Tipps vom Profi: Hunde erziehen und versichern!

Veröffentlicht am 14.11.2013.

Mit Hunden zusammenzuleben, ist für viele Menschen eine Freude. Manchmal bereitet dieses Zusammenleben aber auch Probleme, etwa, wenn der Hund fremde Menschen anbellt, besonders wild ist, nicht so möchte, wie der Mensch es will. Nehmen solche Probleme Überhand, sollte man einen Hundetrainer zu Rate ziehen. Erste Ratschläge für ein gutes Verhältnis zwischen Mensch und Hund erhält man aber bereits im Blog des Versicherers Helvetia. Dort gibt es Videos, mit denen der österreichische Problemhundetrainer Sascha Steiner Hundebesitzern wichtige Tipps gibt. Helvetia bietet derweil die passende Privathaftpflichtversicherung, falls es durch den Hund dann doch einmal zu einem Haftpflichtfall kommt.

Viele Tipps vom Hundetrainer

Meistens liegt das Problem beim Besitzer“, wird Hundetrainer Sascha Steiner im Blog von Helvetia Schweiz zitiert. Steiner ist bereits seit sieben Jahren als „Dogprofi“ selbstständig, heisst es im Blog weiter. In diversen Videos erzählt er einiges zum richtigen Umgang mit Hunden und zu typischen Fehlern, die Menschen in ihrer Beziehung zu Hunden machen. Hunde werden immer im falschen Moment angesprochen, sagt Steiner etwa in einem ersten Video, das im Helvetia-Blog veröffentlicht wurde. Zudem ist es oft so, dass der Besitzer des Hundes mehr gestresst ist als der Hund selbst, fährt er fort. Das überträgt sich dann 1 zu 1 auf den Hund.

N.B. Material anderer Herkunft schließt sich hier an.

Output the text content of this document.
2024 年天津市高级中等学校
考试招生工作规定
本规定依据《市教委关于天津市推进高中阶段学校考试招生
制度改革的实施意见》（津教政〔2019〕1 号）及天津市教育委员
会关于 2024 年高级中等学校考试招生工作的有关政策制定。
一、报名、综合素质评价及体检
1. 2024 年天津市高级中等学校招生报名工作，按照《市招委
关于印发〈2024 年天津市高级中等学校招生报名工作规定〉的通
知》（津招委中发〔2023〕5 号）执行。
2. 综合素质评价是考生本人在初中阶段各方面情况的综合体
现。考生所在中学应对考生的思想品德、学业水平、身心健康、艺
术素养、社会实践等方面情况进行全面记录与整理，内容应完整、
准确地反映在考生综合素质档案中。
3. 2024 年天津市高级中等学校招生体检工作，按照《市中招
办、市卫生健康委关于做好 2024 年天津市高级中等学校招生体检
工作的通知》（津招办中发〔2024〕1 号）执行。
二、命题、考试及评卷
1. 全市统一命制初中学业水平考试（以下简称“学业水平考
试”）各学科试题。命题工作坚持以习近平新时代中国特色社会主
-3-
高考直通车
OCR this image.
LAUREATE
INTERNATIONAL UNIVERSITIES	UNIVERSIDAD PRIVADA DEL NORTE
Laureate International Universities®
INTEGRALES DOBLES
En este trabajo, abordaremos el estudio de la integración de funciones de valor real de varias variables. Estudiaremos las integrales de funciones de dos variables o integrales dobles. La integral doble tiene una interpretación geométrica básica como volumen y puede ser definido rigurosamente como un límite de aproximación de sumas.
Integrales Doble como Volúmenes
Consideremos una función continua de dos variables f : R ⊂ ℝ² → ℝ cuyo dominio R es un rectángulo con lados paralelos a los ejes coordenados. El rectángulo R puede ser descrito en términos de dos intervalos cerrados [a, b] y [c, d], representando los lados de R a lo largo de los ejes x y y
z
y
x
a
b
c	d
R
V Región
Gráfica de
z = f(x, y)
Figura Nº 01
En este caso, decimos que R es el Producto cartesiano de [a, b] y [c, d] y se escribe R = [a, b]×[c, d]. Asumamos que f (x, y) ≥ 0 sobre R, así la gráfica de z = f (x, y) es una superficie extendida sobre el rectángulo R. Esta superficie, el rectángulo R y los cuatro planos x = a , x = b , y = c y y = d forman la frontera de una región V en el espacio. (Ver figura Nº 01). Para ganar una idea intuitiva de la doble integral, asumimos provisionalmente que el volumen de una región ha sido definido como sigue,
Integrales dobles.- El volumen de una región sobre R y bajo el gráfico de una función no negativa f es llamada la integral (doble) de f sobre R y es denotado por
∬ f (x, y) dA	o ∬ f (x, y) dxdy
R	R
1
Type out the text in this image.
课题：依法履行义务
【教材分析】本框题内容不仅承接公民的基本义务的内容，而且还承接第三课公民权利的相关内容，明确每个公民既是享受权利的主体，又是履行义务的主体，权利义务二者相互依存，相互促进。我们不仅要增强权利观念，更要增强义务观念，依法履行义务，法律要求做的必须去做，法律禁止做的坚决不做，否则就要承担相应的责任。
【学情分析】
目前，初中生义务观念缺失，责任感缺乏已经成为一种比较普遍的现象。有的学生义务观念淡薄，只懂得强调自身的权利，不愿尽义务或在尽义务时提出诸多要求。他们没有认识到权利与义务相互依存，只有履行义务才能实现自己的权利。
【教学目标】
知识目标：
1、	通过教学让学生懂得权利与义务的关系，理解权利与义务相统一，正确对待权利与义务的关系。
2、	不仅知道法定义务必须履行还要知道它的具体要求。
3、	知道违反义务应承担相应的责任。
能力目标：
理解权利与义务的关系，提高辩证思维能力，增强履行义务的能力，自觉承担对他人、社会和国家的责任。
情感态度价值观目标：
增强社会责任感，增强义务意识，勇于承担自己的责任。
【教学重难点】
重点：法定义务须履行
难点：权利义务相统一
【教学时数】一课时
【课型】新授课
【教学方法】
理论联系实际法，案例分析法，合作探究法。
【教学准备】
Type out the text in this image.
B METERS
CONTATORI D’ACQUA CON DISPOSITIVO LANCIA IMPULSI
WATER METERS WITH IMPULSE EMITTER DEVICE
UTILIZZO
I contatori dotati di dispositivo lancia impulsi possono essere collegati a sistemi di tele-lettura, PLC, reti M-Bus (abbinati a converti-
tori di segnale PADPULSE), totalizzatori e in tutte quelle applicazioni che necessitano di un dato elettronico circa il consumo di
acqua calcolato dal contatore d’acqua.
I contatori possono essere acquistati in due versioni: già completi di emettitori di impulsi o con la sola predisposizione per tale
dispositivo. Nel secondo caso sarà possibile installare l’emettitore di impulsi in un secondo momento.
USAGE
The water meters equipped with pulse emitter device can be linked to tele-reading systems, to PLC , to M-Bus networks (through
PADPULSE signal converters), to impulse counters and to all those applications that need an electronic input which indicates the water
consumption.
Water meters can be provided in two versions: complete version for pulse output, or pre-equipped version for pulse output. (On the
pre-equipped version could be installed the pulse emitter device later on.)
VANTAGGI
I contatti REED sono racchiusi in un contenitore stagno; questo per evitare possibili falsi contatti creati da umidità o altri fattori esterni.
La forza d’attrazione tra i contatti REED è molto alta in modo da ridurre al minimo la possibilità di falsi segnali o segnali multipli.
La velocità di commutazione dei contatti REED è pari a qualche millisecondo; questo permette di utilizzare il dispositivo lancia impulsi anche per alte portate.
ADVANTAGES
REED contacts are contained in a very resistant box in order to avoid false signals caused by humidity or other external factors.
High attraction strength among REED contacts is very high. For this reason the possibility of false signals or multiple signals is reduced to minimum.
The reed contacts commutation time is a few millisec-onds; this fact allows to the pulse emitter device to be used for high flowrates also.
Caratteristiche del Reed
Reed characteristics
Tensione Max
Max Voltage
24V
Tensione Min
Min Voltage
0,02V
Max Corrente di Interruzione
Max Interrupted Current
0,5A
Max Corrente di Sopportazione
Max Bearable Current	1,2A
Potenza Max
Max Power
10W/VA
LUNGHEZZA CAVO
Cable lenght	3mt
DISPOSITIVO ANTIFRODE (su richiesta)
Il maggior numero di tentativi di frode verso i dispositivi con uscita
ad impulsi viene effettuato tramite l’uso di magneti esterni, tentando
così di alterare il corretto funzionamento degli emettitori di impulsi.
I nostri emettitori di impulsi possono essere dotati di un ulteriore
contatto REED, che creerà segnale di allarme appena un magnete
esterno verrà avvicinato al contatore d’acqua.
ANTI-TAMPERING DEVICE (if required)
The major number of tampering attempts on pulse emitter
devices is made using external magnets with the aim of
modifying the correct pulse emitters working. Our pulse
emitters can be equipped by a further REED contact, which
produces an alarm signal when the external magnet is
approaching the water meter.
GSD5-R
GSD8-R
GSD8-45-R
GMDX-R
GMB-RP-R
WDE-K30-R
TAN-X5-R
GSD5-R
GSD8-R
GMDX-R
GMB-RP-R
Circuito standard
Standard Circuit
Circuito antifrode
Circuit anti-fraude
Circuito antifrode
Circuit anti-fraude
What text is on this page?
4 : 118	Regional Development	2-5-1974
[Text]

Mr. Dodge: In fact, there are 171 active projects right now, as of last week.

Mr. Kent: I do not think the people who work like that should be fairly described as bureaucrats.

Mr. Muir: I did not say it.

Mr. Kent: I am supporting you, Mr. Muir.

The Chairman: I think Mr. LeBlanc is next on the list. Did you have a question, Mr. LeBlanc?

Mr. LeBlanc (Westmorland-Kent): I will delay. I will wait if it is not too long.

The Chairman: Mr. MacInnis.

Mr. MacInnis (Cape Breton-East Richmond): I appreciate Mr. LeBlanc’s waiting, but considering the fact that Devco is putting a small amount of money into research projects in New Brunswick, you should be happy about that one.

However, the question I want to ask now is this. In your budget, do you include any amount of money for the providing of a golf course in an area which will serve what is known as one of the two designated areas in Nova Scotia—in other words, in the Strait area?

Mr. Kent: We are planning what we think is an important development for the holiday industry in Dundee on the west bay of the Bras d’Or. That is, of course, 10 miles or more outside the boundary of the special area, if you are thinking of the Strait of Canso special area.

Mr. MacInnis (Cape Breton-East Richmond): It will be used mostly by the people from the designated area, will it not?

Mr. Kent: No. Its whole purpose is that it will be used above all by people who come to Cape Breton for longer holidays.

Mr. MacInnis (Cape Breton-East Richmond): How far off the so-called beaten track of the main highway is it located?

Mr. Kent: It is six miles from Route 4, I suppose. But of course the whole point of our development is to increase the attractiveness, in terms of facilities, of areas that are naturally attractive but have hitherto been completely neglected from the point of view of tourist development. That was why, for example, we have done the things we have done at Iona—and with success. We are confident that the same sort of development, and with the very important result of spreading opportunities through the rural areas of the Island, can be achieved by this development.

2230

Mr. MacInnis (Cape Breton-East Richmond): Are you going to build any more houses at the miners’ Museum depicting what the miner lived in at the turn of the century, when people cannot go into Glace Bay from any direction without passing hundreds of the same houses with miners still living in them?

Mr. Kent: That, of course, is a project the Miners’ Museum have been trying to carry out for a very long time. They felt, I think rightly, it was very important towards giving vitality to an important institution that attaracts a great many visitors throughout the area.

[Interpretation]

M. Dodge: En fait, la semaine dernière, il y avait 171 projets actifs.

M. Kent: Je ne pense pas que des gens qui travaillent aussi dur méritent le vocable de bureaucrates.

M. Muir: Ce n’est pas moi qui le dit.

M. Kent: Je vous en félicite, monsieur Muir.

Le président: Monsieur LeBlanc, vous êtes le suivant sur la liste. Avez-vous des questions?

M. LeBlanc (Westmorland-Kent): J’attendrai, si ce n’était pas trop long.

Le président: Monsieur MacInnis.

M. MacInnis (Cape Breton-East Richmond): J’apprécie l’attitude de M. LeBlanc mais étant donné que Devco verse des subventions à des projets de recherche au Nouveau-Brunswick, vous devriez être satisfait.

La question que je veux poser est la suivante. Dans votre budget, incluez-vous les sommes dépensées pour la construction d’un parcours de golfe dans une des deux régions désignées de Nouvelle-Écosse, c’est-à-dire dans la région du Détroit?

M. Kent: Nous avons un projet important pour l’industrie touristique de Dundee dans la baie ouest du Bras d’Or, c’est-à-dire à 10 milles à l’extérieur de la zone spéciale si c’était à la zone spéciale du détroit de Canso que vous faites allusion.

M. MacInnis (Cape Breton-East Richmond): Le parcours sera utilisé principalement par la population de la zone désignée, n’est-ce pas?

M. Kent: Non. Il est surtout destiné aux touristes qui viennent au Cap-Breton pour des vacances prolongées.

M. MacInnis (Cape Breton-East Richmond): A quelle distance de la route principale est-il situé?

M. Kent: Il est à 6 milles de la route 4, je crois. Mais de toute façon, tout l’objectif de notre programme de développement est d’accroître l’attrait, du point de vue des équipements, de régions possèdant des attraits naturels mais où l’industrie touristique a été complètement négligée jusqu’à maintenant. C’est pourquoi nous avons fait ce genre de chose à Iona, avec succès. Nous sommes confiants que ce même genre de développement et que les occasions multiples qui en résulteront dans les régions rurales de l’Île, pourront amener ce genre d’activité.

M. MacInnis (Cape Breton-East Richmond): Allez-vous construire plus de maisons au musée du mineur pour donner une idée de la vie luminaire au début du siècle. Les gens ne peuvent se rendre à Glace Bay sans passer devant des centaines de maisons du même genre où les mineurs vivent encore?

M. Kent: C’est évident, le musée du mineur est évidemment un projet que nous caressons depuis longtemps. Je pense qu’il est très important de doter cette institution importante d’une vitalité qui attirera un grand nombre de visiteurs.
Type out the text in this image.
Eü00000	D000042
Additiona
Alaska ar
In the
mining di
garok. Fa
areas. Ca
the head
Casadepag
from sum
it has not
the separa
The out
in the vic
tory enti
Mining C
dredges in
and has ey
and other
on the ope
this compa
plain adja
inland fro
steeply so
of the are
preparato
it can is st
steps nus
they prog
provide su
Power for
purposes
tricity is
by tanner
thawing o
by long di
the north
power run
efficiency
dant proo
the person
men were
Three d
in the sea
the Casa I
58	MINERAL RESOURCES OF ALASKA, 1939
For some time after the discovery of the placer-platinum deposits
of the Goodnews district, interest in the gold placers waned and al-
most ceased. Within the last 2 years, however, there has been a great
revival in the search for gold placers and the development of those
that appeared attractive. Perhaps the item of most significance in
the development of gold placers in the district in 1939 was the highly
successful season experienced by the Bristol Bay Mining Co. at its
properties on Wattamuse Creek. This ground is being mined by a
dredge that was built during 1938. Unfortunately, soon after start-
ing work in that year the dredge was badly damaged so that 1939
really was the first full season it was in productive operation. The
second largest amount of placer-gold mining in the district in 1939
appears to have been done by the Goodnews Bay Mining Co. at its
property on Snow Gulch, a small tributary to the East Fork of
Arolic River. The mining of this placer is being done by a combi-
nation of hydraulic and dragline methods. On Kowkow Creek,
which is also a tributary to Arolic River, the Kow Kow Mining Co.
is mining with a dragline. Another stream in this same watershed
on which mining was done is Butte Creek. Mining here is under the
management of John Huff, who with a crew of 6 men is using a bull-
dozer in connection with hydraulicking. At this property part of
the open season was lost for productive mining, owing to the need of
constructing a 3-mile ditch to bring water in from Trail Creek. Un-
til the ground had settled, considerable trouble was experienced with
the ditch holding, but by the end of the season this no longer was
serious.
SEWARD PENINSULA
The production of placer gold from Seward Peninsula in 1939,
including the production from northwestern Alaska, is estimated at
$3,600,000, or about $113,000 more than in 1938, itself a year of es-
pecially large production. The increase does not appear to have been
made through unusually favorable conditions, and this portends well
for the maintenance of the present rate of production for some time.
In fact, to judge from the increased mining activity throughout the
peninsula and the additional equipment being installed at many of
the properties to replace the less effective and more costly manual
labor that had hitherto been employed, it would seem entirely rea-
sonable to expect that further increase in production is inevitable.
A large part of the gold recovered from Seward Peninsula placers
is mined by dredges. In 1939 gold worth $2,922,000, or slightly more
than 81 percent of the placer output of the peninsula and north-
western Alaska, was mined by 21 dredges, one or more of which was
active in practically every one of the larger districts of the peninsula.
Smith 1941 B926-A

Steiners Ziel ist es, dem Hund ein entspanntes Leben zu ermöglichen. Und um das zu erreichen, ist es ihm auch wichtig, dem Menschen zu zeigen, dass sein Hund nicht wie ein Mensch denkt. Besonders wichtig ist es daher im Training, den Menschen zu verändern, deutlich mehr als den Hund. Die konsequente Führung des Hundes durch den Menschen ist wichtig. Neben Sascha Steiners Tipp1 auf Video gibt es mit den Themen „Hunde am Arbeitsplatz“, „Aus der Tötungsstation gerettet“, „Stress beim Gassi gehen“ und „Umzug mit Hund“ vier weitere Tipps. Steiner und sein Team, zu dem noch vier Hundetrainerinnen gehören, sind im Internet unter Dogprofi.at erreichbar. Zu ihrem Training gehören Haustermine ebenso wie Intensiv-Wochenenden.

Für den Fall der Fälle: Privathaftpflicht

Ein Hundetraining trägt unter anderem dazu bei, dass das Risiko eines Haftpflichtfalls durch den Hund reduziert wird. Sollte trotz aller Massnahmen dennoch einmal etwas passieren, etwa weil der Hund Sachwerte zerstört, wird die passende Privathaftpflichtversicherung wichtig. Die Helvetia Privathaftpflichtversicherung greift beispielsweise, wenn Haftpflichtansprüche gegenüber dem Versicherten aufgrund von Personen- oder Sachschäden geltend gemacht werden, die vom Tier verursacht wurden. Mit „Tier“ sind Hunde, aber nicht nur Hunde gemeint: Versichert sind „Halter von Tieren, wie Hunden, Katzen, Schafen, Ziegen, Pferden, Bienen sowie Schlangen und anderen üblichen Haustieren, sofern die behördlichen Bestimmungen über deren Haltung befolgt werden und soweit allfällige Erträge aus der Haltung dieser Tiere insgesamt pro Jahr nicht mehr als CHF 20’000.– betragen“, schreibt Helvetia in den Versicherungsbedingungen.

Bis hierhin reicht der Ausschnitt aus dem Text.